The U.S. Department of State’s Bureau of Democracy, Human Rights and Labor, according to the announcement, has committed 700,000 USD (approximately 200 million HUF) to “fund rural media outlets in Hungary to help train and equip journalists in defense of an independent media.” The program, “Supporting Objective Media in Hungary,” offers technical and financial assistance, increased local and international exposure, small grants and other tools.

“Astonishing and quite unusual,” said Minister of Foreign Affairs and Trade Péter Szijjártó, who summoned the US chargé d’affaires following the announcement. “What’s this, if not interference in the election campaign and in Hungary’s internal political processes? Which Washington office can judge the applications of media organizations from a Hungarian county and what kind of balanced service they would like to offer?” the minister asked.

Astonishing indeed and disappointing coming from an ally. Here we have the US government tapping its own, precious public funds to invest in the media of an allied democratic state for the express objective of defending independent media. In what other allied country, the foreign minister reportedly asked the US chargé d’affaires, is the US government funding similar activities?
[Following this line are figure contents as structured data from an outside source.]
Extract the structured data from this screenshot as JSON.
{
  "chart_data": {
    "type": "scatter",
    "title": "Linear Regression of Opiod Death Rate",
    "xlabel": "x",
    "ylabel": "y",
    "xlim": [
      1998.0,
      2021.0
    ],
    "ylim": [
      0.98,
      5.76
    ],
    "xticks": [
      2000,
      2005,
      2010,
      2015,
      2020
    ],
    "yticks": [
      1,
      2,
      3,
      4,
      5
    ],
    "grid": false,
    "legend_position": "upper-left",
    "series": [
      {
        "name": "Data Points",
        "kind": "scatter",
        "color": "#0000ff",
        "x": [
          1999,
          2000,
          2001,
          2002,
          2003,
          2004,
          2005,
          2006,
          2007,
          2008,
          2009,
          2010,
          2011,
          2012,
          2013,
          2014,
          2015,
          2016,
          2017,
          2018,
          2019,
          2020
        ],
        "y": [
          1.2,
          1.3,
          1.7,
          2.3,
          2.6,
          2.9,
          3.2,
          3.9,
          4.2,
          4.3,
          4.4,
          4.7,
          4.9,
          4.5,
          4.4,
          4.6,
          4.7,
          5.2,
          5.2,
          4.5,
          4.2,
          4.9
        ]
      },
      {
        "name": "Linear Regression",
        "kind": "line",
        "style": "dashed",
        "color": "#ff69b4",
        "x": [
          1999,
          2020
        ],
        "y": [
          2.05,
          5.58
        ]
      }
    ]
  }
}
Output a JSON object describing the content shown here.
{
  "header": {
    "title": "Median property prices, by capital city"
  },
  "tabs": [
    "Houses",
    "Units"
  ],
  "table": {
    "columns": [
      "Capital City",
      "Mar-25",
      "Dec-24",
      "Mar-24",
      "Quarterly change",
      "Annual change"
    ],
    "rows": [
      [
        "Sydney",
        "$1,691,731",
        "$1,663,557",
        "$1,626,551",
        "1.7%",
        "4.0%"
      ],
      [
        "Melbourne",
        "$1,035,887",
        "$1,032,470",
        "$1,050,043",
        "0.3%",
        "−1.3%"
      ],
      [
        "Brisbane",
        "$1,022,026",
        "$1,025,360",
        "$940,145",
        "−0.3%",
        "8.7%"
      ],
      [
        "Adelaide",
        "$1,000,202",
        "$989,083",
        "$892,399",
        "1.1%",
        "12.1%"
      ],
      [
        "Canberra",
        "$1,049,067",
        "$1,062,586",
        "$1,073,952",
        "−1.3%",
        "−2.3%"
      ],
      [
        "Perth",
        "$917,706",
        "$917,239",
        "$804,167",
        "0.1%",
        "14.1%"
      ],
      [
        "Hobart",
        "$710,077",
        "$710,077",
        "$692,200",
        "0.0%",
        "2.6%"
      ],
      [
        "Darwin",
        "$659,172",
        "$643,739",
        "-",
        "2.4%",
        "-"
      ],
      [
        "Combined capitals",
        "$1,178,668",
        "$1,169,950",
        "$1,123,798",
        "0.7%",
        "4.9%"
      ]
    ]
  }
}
It’s so odd and, frankly, lacks any reasonable goals.

Others would quickly point out that, beyond the clear interference in the domestic affairs of ally, the media in the US has its own issues. Criticisms related to concentration of media ownership, commercial relationships and mainstream media bias – Harvey Weinstein, anyone? -- are now the stuff of everyday in the US. Put that aside and, more to the immediate point, consider what the US Department of Justice just did with Russian-affiliated media.

Two Russian-owned media entities, RT and Sputnik, were told that they would have to register under the Foreign Agents Registration Act, one of the strictest regulations that any NATO state imposes upon foreign entities mixing in domestic issues. The US government deemed that the media outlets are tied to the Russian government so they should register as foreign agents.

The timing of the State Department’s announcement is also a little unfortunate. Transparency International – a George Soros-funded NGO – also recently announced a training program for journalists with funding worth about half of what the State Department has committed. The mentors of the program are from media outlets that Soros-affiliated organizations have already invested in or are related to opposition parties. There’s clearly a political flavor to the Soros-funded Transparency International media program.

It was the second time in about a month that the chargé d’affaires, David Kostelancik, was summoned to the foreign ministry. Last month, he got a call following his public statements expressing concerns about independent media, remarks he delivered seated next to an emblematic figure of journalism under the communist era in Hungary in the headquarters of a journalist association closely affiliated with the former communist apparatus. To make it all more absurd, a director of a Hungarian television channel that enjoys the largest audience share in the country (and is not considered pro-government by any means) fundamentally contradicted the chargé’s points in an interview published that same week.

We could have a conversation about the lively media landscape in Hungary, about the orientation of the largest TV channel, the largest online news sites, the largest newspapers and the balance of radio stations and weeklies. We could have that conversation – and the stubborn facts would probably be a little inconvenient for some at the State Department – but what’s at issue here is more fundamental, it’s the questions that Minister Szijjártó asked:

“What’s this, if not interference in the election campaign and in Hungary’s internal political processes?”